39 Thoracic Scoliosis
Vertebral Resection
Kirkham B. Wood
Goal of Surgical Treatment
The goal is to reestablish spinal balance in the sagittal, coronal, and axial planes. Because the risk of neurologic injury is so strong when attempting to correct fixed, rigid, severe, spinal deformities, the resection of one or more apical vertebral bodies allows for the “shortening” of the spinal column and less risk of neurologic trauma.
Diagnosis
Thoracic scoliosis is a three-dimensional rotational deformity of the spine whose apex lies between T2 and T12. This chapter deals with a select subset of thoracic scoliosis: the spine that cannot be brought into balance through either the traditional posterior approach or a combined anterior/ posterior operation with or without osteotomies. This diagnosis is made by history (e.g., multiple previous failed operations, untreated congenital deformity), and plain radiographs including bending films to assess flexibility as well as compensation. The spine is further stiffened by the ribs, thorax, and sternum.
Indications for Surgery
A fixed and rigid thoracic scoliosis in which, based on the physical examination, history, and radiology including bending x-rays, it is felt that even a combined anterior/posterior approach stands a high chance of failing to adequately balance the spine.
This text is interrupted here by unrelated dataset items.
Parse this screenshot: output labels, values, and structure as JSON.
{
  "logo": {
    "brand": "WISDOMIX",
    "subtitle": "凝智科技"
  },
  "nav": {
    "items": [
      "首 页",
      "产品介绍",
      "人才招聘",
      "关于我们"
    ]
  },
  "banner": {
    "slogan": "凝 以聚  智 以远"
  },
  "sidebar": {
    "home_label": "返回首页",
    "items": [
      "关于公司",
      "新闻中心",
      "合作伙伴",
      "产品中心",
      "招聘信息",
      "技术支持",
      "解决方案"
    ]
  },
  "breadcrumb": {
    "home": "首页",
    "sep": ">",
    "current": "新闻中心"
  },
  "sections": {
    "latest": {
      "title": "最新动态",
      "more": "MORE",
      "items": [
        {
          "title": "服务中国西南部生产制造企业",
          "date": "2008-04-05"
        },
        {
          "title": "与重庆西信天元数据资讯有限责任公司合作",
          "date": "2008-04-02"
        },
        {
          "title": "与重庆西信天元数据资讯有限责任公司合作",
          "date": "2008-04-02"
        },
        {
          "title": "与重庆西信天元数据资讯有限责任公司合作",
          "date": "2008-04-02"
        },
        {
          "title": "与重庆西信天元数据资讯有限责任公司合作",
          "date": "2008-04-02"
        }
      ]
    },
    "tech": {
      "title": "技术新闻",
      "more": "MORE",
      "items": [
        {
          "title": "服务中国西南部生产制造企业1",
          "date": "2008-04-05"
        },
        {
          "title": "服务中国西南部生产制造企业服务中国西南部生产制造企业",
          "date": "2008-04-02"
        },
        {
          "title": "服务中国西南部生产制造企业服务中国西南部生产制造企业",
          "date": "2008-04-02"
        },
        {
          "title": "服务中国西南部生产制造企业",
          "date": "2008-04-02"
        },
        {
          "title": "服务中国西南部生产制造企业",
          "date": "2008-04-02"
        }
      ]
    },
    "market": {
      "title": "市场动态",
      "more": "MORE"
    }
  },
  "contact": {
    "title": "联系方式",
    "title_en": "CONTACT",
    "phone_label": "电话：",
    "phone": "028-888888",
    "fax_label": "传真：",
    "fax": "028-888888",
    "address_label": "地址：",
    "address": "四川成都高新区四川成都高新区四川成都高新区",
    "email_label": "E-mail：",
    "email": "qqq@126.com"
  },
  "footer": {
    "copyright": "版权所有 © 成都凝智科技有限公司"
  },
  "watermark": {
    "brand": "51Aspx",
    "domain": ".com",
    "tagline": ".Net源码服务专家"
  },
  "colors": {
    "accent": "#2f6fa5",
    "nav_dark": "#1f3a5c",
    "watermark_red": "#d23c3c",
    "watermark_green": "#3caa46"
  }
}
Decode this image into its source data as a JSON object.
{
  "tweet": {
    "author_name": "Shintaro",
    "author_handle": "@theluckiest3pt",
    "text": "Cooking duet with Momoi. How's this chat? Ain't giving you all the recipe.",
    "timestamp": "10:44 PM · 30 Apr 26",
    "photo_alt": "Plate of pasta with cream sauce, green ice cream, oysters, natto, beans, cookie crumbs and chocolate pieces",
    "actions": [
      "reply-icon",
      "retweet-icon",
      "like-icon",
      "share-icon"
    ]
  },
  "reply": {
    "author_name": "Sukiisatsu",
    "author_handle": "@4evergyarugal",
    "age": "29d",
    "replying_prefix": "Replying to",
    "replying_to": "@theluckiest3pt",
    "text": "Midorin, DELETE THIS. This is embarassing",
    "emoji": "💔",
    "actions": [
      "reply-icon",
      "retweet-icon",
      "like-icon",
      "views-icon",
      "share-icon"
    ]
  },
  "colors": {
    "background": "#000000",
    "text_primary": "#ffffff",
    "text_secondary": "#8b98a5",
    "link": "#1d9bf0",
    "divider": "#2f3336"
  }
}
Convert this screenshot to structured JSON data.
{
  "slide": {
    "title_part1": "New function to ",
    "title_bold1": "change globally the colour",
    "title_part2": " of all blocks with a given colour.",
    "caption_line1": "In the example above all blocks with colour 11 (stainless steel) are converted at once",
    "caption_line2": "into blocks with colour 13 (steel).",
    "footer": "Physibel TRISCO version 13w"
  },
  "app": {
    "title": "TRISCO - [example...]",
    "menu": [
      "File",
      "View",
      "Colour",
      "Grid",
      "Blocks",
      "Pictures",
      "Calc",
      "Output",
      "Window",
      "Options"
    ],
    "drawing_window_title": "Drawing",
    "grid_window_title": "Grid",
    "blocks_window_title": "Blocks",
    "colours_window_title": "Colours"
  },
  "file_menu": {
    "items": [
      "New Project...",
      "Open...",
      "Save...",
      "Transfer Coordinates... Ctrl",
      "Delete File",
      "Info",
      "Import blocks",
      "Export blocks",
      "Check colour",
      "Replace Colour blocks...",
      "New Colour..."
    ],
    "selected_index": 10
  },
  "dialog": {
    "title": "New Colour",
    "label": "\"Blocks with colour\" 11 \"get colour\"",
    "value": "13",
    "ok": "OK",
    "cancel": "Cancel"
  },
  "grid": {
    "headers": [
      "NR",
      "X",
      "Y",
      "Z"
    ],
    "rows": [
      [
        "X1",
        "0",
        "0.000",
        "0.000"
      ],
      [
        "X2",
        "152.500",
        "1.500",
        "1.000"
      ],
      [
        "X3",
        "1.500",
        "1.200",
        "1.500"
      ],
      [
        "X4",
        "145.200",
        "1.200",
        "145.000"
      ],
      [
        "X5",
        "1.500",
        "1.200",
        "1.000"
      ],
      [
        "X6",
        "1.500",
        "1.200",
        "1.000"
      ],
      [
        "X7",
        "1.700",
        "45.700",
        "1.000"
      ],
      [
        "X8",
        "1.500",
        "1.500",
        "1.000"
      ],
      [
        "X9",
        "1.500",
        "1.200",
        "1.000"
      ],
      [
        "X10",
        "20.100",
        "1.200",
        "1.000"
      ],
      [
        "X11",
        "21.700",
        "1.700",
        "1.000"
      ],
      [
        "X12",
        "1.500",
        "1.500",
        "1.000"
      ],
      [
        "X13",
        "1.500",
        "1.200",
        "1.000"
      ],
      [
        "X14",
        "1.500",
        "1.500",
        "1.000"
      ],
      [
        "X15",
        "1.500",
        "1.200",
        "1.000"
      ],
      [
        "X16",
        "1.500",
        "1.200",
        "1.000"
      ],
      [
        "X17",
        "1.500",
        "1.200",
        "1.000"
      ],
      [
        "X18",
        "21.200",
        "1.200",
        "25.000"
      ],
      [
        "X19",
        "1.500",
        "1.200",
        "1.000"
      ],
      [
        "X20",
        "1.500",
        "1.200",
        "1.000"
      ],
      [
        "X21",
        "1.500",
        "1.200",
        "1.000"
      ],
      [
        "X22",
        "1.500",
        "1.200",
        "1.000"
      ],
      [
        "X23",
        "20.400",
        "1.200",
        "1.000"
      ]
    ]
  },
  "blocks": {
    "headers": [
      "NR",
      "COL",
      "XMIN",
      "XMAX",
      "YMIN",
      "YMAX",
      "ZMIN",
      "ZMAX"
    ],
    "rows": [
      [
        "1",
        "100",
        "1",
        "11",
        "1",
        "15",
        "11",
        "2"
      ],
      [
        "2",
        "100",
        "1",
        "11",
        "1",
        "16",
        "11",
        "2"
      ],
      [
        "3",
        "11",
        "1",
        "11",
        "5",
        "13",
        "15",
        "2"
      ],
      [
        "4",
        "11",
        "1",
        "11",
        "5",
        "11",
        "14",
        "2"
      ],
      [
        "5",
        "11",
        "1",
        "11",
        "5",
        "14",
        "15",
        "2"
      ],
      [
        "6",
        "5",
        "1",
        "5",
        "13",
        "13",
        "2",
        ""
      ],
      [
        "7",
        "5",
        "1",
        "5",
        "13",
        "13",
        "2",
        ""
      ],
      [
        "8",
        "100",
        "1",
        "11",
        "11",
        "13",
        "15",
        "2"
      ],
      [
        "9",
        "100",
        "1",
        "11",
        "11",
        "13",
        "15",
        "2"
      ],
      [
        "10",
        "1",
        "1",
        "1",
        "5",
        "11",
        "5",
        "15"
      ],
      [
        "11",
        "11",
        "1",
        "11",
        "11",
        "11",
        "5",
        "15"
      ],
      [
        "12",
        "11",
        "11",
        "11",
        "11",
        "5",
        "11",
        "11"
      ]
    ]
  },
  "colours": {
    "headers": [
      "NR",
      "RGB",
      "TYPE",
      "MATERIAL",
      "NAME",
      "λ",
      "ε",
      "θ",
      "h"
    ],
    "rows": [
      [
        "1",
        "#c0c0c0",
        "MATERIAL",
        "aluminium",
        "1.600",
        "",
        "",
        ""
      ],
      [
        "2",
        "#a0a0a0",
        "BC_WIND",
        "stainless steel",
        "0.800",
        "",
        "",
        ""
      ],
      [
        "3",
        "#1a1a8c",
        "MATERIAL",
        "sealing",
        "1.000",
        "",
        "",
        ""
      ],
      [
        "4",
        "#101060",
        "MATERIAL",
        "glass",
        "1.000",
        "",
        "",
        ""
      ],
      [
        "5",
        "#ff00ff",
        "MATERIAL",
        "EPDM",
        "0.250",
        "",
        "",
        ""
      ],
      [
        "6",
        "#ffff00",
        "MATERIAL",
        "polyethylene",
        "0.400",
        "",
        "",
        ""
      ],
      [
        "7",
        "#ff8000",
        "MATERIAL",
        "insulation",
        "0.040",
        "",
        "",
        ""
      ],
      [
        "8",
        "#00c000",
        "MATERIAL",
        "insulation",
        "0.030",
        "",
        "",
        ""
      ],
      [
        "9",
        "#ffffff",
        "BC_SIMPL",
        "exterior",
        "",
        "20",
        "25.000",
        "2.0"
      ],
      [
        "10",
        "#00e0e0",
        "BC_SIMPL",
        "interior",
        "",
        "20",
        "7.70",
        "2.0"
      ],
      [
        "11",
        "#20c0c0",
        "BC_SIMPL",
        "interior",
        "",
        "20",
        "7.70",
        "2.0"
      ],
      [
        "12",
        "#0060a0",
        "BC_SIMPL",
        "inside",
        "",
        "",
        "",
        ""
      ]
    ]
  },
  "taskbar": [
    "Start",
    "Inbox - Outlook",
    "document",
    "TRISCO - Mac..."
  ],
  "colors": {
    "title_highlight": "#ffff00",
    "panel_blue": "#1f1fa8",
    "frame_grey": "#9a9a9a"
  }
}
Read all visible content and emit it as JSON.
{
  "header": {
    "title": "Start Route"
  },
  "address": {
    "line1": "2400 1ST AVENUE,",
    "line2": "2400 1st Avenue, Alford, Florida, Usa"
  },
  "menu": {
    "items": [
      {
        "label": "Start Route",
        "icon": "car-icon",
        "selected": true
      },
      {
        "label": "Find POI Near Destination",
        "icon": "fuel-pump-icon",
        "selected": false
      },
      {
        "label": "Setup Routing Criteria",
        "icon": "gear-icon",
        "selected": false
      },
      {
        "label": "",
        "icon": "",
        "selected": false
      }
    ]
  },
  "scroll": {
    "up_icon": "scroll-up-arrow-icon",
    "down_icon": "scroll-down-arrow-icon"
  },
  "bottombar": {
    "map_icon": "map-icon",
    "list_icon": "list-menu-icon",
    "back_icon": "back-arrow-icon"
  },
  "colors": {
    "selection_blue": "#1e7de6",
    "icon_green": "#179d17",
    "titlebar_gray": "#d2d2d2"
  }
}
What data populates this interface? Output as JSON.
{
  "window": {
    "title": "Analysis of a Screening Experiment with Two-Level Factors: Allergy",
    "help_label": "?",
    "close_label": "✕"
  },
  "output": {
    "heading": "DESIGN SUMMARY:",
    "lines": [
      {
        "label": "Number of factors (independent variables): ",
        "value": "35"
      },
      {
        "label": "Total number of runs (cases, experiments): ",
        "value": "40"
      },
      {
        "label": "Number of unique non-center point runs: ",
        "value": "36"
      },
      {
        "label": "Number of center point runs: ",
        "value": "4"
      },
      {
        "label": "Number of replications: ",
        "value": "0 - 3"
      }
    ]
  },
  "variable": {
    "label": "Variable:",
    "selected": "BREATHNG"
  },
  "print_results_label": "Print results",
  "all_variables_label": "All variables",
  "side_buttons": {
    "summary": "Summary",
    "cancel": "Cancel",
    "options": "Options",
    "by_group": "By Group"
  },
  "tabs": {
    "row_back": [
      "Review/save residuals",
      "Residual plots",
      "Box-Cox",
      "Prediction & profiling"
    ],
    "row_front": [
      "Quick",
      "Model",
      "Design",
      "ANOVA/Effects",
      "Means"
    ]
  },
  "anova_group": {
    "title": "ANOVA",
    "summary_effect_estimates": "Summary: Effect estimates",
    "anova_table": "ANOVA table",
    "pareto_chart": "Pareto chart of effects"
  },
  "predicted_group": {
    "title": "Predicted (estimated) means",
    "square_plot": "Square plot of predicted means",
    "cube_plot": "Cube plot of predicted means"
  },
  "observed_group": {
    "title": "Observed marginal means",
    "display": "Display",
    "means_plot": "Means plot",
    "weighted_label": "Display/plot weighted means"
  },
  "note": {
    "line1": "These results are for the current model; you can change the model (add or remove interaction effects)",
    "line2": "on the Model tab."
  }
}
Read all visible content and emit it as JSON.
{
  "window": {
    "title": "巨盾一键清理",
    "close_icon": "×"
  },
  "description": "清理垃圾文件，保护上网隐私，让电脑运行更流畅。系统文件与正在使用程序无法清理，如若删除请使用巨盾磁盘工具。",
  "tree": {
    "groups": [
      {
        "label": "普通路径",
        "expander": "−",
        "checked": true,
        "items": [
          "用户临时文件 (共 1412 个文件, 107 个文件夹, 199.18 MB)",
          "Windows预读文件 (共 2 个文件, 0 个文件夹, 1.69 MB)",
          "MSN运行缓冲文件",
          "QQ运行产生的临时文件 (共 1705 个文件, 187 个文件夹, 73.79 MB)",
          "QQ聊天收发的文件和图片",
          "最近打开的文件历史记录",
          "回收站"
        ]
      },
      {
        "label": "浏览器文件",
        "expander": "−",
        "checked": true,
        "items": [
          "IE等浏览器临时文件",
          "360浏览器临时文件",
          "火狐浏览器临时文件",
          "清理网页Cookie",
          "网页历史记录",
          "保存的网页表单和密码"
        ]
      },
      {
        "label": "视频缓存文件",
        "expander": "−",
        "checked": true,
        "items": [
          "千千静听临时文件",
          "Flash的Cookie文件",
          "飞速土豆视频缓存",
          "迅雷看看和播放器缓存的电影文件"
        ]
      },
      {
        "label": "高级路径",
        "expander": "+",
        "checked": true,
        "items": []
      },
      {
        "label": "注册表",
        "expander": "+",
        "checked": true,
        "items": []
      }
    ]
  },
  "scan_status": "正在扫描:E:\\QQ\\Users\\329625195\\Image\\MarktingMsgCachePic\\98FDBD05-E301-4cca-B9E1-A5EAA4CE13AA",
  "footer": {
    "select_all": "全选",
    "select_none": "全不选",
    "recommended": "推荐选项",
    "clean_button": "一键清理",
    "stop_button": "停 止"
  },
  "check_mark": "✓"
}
1. Significant cosmetic deformity
2. > 6-cm coronal plane imbalance that cannot be centered on side bending
3. Fixed upper thoracic and pelvic obliquity
4. Fixed asymmetric length between the concave and convex sides of the spine
5. Severe rigid thoracic scoliosis that threatens to worsen
Contraindications for Surgery
1. A flexible thoracolumbar spine that corrects on side-bending into a more physiologic range
2. Previous anterior thoracic exposure (relative)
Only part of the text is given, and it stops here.